Perhaps you’ve heard people say, “A parent’s job never ends.” Well, it feels that way from the time when the kids move into high school until they graduate from college.  If they happen to boomerang home after that, you will likely become a true believer.  

When our sons moved home after graduating college my wife and I got an “up close and personal look” at what it meant to live with boomerang kids.  We wondered whether we had done enough to prepare them for today’s job market or if they were just lazy. The simple truth was we had not done enough.   That’s why I began to research how today’s college graduates locate professional well-paying jobs. To date, I have developed enough material to publish four books on career management.  Here is the essence of what I found:


Getting from college to career is a lot easier when students begin the career development process early, often before they are experienced enough to have thought the matter through.  That is why they need the active support of parents, mentors and others.  

Parents in every corner of the country and beyond experience the same set of issues.  And the problems have grown. Today, according to the Department of Labor, a record 36% of 18-31 year-olds live at home, many because they cannot afford to do otherwise.  Nearly 50% of Americans with college degrees have jobs that do not require them and 50% of recent graduates with college degrees report being underemployed.

It’s a dramatically different job market.  A college degree by itself is no longer enough for your graduate to land a professional well-paying job at graduation.   Students need to prepare for the job-market beginning day #1 of college and perhaps before.  

Soft skills no longer considered “soft.”  You’d think that a solid technical background would be enough to land a job with a company like Google for example.  No way! Beside technical competence, Google (and many others as well) insist that entry-level hires have depth in the areas of communication, leadership, teamwork, critical thinking and problem solving—all skills that can be developed and demonstrated during the college years. 

Your student needs to focus on the full spectrum of skills and requirements employers want to see in entry-level candidates.   That means using their time in college wisely while accomplishing more than just earning a degree.    

Yes, parents have a major role to play once their kids are in college and even after they graduate.  Here are 5 things parents can do to help their kids become job-ready.

  1. Help them establish the critically important mindset that connects college to career.  Not knowing what they want for a major or career while in college is okay. Failure to work on it is not.  Students need to take advantage of available career counseling resources in high school if possible, but for sure while in college.
  2. Give them skin in the game by sharing the college expense load even if you can afford to pay it all.  If it is their money too, they are more likely to take responsibility earlier.
  3. Don’t rely on the university to make the connection between college and career for you.  Generally, universities have never fully accepted that responsibility; are reluctant to accept it now; and career readiness has never been a major priority.
  4. Visit the campus career services center together sometime during the freshman year.  You will learn what companies visit campus to recruit; the student profiles they are most likely to hire; and resources that are available to help your student land a professional job at graduation.  You’ll also get a better idea of what’s required in the new job market.
  5. Don’t confuse struggle with failure.  Some students “get it” sooner than others.  Who cares? It’s not where you start but where you finish that counts.

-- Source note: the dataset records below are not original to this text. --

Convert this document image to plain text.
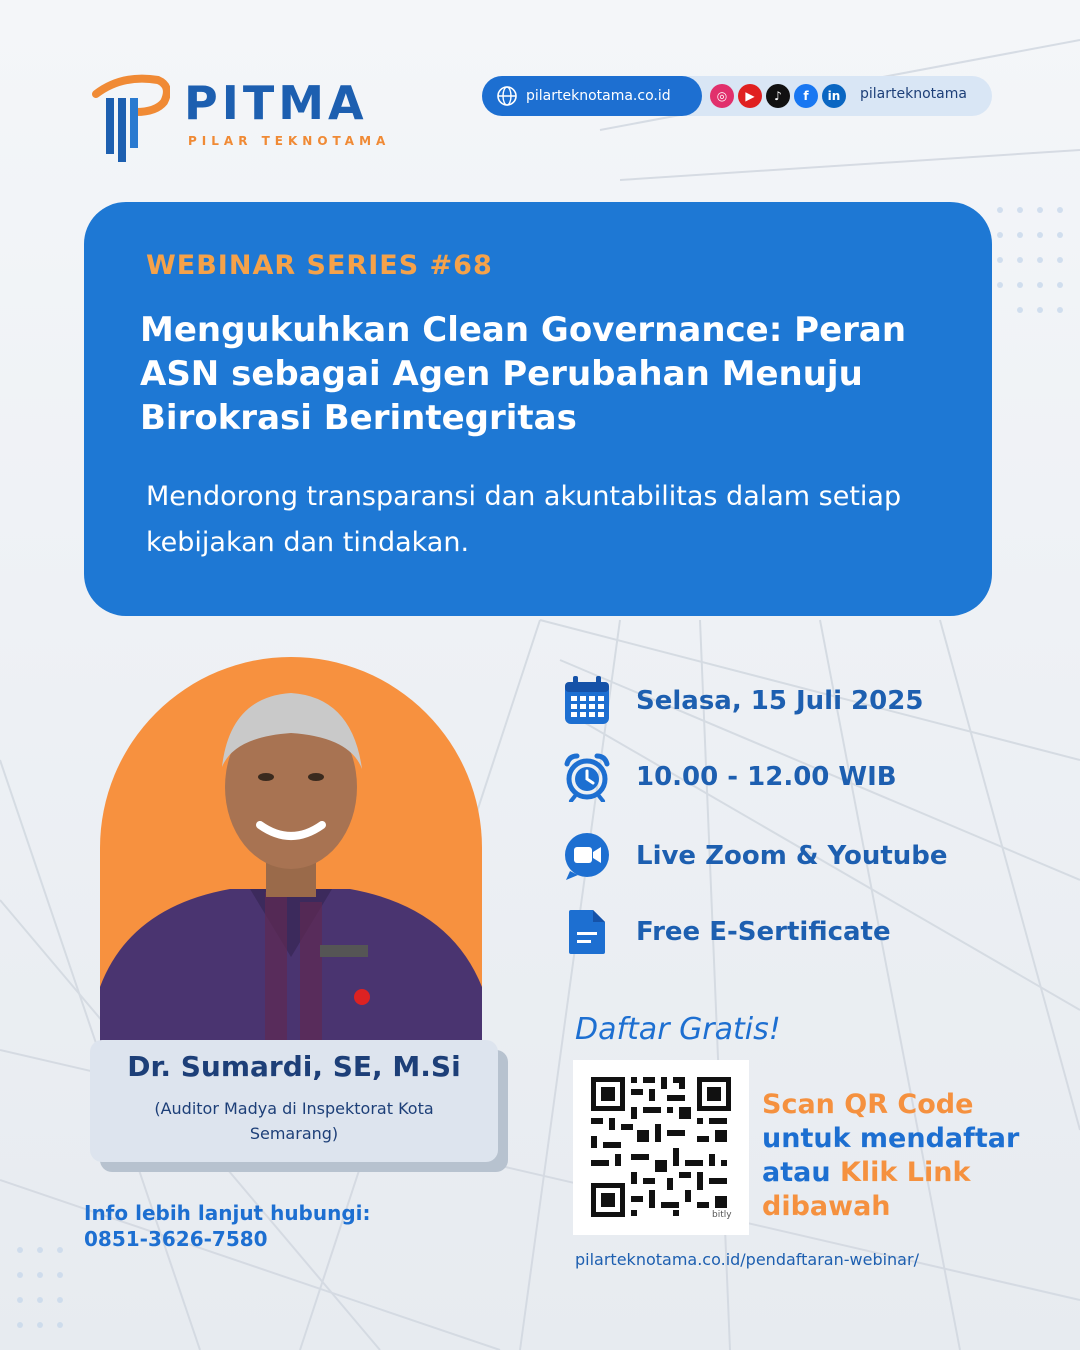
PITMA
PILAR TEKNOTAMA
pilarteknotama.co.id	◎	▶	♪	f	in	pilarteknotama
WEBINAR SERIES #68
Mengukuhkan Clean Governance: Peran ASN sebagai Agen Perubahan Menuju Birokrasi Berintegritas
Mendorong transparansi dan akuntabilitas dalam setiap kebijakan dan tindakan.
Dr. Sumardi, SE, M.Si
(Auditor Madya di Inspektorat Kota Semarang)
Selasa, 15 Juli 2025
10.00 - 12.00 WIB
Live Zoom & Youtube
Free E-Sertificate
Daftar Gratis!
bitly
Scan QR Code
untuk mendaftar
atau Klik Link
dibawah
pilarteknotama.co.id/pendaftaran-webinar/
Info lebih lanjut hubungi:
0851-3626-7580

It’s never too early to have conversations with your kids (even your grandkids) about career readiness.  Last Christmas, my brother Bob and I overheard our adult children having career readiness discussions with their kids.  With the younger ones it was about “what do you want to be when you grow up?” But for the teenagers it was about career interest and how to get ready.  And those discussions involved more than going to college and earning a degree. I strongly suggest you do the same.